Joe inspected the instrument, but there didn't seem to be anything unusual about it. “Did either of you see it rise from the shelf?”
“Hell, we saw it flying toward his
head.
”
“That's not quite the same. Did you see it rise from the shelf?”
She thought for a moment. “No. He may have though.” She wiped more tears from her face and neck. “Jesus, I can't believe this.”
Howe offered her a handkerchief, but she waved it away. “Keep it,” she said. “I gotta be pretty close to running dry.”
Joe sympathetically pressed her arm. “Can you tell me what else you saw?”
She nodded. “It was in the kitchen. I'll show you.”
They followed her into the large, magnificently decorated kitchen, which was centered by a ten-foot marble-topped island. A rack hung above it with dozens of pots and pans.
“Sometimes, during the night, these pans would swing by themselves and start banging together.” She shuddered. “They'd make a terrible sound.”
Joe pushed some of the pans, and the eerie, hollow clanging sounded like dozens of out-of-tune gongs.
“Imagine hearing that in the middle of the night,” Eve said. “We came downstairs, and as we got closer to the
kitchen, the pots started to bang together harder and harder. By the time we made it in here, a few of them were even flying off the hooks and hitting the island and the floor. We watched them swinging and clanging into each other for more than a minute, making that horrible sound. Then they just stopped.”
“You have no idea what caused it?”
“Robert had an idea.”
“The little boy and his shadow storms,” Howe said sarcastically.
“Yes.” Eve's expression hardened. “Can you arrest him?”
Howe shook his head. “There's the matter of proof. We don't have any evidence that links the murder with Jesse Randall.”
“How else could it have happened?”
Howe turned to Joe. “You wanna take that one?”
Joe faced Eve, but he was speaking to Howe as much as he was to her. “Ms. Chandler, in my experience, telekinesis does not exist. Part of what I do in my job is to expose con artists who try to convince others that they have paranormal abilities. I've never seen a psychic claim that couldn't be explained in another, more plausible way.”
Her face flushed. “I know who you are and what your feelings are, Mr. Bailey,” she said fiercely. “Robert told me how difficult you made his job. I loved that man, and his life's work was based on the fact that this phenomenon
does
exist. If you refuse to believe that, then maybe they should throw you off this case.”
Howe put a comforting hand on her arm. “There's no need to get upset. I'm in charge of this investigation. We've just asked Detective Bailey to come here and see if he can
help explain what happened.” He turned to Joe. “Do you want to take another look at the scene?”
Joe nodded. Howe would obviously have better luck finishing Eve Chandler's interview alone.
He left the house and walked toward his car. It was colder now, and a harsh, biting wind had kicked up. He opened his trunk and pulled out a large black suitcase.

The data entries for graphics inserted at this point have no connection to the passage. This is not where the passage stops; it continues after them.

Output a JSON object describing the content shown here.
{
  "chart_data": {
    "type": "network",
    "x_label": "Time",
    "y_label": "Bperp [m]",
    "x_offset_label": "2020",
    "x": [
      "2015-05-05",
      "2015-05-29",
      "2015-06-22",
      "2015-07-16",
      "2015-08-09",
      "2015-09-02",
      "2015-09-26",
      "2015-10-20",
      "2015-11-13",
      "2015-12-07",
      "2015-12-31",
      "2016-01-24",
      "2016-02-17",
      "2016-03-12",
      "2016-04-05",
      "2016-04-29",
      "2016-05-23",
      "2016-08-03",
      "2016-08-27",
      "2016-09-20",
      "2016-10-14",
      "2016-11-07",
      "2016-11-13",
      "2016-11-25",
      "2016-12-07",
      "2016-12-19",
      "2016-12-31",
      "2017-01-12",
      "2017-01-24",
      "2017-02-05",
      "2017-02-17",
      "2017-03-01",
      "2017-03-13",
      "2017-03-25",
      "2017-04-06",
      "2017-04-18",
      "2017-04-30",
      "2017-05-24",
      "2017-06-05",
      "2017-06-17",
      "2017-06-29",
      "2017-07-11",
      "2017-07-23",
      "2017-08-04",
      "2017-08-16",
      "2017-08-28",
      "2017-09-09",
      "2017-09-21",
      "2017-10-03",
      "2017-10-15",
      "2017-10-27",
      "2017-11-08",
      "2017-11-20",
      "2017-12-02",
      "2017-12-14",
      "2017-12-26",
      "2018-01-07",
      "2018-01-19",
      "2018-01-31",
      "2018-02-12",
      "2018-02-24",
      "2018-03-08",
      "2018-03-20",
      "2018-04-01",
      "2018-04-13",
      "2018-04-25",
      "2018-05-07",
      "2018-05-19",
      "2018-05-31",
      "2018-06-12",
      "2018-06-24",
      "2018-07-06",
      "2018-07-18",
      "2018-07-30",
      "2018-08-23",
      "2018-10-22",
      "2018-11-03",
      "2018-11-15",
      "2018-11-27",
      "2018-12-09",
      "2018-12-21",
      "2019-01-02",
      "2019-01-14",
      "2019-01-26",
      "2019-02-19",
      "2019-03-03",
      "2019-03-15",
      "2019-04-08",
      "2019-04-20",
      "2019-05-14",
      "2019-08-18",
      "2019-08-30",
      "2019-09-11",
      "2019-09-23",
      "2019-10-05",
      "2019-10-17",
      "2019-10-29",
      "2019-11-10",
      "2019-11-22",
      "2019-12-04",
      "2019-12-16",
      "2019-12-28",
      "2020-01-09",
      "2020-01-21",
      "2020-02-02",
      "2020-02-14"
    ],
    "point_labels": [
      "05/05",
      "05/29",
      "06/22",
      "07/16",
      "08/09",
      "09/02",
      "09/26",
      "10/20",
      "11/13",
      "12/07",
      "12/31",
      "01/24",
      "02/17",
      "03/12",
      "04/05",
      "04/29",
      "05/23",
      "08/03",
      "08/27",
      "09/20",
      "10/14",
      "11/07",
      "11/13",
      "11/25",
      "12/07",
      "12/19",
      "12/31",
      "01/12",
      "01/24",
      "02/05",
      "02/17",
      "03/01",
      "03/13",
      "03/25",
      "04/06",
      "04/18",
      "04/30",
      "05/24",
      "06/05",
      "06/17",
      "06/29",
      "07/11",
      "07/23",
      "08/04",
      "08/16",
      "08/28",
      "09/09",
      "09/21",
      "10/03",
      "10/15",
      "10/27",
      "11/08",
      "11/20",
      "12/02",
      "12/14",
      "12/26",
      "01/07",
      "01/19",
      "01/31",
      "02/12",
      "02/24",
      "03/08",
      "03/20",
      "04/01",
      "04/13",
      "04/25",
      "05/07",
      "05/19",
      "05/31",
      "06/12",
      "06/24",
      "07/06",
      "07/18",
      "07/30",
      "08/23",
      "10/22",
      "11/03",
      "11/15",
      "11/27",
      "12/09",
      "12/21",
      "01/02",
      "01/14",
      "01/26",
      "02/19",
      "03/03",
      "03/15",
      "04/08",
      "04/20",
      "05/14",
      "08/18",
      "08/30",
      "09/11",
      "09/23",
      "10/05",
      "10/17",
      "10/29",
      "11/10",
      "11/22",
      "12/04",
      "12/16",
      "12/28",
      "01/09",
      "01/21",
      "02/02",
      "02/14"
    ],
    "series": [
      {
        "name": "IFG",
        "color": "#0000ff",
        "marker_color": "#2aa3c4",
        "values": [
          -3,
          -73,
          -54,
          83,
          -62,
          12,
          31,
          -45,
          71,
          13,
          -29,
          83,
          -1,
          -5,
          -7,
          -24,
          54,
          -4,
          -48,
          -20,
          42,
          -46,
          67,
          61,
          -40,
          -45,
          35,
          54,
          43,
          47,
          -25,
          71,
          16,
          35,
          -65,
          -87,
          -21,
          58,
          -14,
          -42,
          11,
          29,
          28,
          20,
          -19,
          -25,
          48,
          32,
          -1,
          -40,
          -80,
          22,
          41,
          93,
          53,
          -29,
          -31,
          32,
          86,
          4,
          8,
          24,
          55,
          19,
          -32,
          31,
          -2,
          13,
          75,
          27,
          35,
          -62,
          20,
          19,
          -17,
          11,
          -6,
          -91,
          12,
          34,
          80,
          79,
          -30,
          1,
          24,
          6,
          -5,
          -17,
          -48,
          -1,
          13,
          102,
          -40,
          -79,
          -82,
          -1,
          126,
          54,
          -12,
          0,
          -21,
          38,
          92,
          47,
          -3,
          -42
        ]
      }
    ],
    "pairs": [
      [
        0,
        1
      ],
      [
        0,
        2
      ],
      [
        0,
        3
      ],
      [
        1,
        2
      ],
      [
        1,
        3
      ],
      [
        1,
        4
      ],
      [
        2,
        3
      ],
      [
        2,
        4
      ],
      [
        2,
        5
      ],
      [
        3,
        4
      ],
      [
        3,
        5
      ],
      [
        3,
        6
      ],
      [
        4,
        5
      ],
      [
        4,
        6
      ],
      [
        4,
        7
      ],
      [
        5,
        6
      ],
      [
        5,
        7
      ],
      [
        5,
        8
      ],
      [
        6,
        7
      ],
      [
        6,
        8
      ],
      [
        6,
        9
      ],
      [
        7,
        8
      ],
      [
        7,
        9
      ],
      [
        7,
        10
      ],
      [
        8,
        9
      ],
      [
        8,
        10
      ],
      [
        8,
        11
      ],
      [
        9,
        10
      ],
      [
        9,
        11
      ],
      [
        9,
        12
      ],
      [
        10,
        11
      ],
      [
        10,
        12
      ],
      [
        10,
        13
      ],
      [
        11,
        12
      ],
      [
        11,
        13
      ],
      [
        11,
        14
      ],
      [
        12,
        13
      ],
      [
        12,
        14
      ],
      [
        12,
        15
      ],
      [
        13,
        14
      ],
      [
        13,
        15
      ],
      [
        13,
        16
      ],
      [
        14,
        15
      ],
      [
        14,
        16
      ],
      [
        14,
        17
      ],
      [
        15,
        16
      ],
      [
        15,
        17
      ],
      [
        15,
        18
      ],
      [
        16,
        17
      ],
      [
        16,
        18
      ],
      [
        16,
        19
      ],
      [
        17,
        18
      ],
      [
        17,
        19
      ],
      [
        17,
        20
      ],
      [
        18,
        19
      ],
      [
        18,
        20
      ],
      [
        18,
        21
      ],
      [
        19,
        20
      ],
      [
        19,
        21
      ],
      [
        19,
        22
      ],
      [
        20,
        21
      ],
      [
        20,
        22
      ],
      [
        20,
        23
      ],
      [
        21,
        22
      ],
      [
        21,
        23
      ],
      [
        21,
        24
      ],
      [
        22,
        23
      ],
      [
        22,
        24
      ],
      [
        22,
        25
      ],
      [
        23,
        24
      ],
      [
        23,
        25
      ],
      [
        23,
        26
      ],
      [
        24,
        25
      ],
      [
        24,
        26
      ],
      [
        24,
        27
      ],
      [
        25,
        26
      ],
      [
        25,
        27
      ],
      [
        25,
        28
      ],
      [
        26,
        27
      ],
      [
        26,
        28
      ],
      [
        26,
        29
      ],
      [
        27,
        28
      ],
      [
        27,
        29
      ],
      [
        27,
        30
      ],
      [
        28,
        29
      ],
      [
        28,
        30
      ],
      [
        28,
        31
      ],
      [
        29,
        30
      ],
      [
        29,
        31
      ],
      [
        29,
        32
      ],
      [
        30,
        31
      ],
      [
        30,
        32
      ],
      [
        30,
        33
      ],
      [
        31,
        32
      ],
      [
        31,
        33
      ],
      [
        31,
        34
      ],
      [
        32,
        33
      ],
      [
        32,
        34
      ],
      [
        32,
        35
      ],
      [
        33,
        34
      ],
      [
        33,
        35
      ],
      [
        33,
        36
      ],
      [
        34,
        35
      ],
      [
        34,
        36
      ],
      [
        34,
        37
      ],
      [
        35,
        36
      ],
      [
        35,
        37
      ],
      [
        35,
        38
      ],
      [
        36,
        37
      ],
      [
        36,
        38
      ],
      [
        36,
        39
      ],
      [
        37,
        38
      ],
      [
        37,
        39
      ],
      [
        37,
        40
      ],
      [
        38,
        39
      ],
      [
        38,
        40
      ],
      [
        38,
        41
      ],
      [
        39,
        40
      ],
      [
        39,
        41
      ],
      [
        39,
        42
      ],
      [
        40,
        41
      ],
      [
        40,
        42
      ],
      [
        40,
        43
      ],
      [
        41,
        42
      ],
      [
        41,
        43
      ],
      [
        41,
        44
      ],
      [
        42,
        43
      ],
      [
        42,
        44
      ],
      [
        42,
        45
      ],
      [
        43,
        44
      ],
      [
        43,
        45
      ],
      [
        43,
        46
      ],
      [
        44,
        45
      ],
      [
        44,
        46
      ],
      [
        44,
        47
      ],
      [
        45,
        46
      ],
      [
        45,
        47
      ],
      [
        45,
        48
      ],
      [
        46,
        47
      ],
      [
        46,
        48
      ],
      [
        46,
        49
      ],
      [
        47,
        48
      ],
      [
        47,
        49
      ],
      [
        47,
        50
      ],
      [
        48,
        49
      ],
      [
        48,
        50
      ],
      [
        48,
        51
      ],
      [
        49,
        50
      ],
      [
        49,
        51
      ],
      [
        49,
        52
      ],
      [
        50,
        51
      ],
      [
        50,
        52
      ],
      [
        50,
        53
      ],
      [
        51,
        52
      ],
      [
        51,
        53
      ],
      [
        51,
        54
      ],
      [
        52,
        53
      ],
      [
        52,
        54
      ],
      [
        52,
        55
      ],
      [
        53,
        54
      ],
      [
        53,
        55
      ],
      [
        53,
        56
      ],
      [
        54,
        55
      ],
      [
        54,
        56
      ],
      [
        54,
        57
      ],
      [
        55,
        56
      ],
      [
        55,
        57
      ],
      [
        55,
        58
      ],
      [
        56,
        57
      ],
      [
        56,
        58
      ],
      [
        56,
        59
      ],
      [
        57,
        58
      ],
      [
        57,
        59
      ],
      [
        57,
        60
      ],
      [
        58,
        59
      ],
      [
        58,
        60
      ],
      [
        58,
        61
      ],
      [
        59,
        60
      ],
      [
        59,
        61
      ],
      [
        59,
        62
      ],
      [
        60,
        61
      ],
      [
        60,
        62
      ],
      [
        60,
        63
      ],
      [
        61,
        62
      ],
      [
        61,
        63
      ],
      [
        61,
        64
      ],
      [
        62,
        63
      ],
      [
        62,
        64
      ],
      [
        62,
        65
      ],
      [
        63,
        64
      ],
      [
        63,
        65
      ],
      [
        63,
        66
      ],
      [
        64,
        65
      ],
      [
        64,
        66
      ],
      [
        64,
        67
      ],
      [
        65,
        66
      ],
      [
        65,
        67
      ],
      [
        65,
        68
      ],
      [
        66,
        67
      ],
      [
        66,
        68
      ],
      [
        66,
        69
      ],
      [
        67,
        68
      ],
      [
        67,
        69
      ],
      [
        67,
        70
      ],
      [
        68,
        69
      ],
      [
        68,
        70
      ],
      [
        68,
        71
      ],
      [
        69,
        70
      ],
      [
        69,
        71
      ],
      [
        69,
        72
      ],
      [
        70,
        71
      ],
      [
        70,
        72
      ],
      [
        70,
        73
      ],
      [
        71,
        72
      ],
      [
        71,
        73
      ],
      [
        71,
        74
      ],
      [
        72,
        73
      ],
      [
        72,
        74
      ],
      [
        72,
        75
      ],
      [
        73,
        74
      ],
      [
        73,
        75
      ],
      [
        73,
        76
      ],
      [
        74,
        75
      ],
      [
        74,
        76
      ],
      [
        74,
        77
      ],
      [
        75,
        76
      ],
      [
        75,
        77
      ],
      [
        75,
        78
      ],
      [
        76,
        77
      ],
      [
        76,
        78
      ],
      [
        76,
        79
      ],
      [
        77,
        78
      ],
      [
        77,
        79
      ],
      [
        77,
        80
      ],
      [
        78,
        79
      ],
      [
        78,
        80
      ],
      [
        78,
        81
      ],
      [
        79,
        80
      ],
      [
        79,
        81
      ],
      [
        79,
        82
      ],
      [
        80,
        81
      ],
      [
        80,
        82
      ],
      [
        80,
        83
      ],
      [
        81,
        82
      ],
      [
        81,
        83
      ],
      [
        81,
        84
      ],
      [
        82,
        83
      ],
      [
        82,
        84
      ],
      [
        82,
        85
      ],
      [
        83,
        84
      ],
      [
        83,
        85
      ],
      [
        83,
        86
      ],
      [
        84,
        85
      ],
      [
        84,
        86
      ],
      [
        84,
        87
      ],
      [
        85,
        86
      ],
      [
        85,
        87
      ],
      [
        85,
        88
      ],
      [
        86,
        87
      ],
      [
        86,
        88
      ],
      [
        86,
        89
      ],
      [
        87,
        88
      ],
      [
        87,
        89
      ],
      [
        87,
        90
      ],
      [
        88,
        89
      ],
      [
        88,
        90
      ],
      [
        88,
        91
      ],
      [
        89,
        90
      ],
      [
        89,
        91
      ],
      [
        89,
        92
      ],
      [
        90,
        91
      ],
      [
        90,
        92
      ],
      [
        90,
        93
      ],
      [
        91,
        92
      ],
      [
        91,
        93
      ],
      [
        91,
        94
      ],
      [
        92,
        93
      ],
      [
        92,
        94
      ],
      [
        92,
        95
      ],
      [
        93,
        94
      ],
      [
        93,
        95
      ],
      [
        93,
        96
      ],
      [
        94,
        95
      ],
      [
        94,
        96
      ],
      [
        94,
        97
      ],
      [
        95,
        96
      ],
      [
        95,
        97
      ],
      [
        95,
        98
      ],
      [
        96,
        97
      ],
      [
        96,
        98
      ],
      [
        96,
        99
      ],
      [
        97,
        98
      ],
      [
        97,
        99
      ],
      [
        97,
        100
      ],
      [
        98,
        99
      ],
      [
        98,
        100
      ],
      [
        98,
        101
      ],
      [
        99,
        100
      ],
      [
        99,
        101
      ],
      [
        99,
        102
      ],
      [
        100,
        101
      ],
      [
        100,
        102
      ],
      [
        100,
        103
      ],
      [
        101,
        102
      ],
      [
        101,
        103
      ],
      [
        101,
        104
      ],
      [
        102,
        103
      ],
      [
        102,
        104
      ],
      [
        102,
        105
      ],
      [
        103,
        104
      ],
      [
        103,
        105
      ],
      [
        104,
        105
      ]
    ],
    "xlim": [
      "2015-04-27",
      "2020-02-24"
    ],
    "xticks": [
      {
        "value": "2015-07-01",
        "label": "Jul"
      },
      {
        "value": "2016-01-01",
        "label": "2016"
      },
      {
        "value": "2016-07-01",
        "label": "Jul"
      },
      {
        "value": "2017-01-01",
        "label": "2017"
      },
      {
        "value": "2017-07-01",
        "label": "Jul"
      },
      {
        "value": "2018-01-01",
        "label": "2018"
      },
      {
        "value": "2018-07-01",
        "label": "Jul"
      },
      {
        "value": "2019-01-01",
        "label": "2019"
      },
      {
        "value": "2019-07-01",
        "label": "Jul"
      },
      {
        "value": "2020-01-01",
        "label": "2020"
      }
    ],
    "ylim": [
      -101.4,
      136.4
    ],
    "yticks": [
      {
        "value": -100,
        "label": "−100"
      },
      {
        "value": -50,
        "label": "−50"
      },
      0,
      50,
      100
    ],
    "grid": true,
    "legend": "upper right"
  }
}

Its leather finish was worn and scuffed, and the brass latches and hinges were tarnished. It was his spirit kit, which he used to inspect the scenes of séances and psychic demonstrations. Made up of an odd assortment of sophisticated test equipment and ordinary household items, he generally kept it in his car trunk, where it would be handy for both his police investigations and his debunking work for the university. The last time he left it at the station, some joker had plastered a
Ghostbusters
“no ghosts” insignia on its side, and the sticker had adorned the case ever since.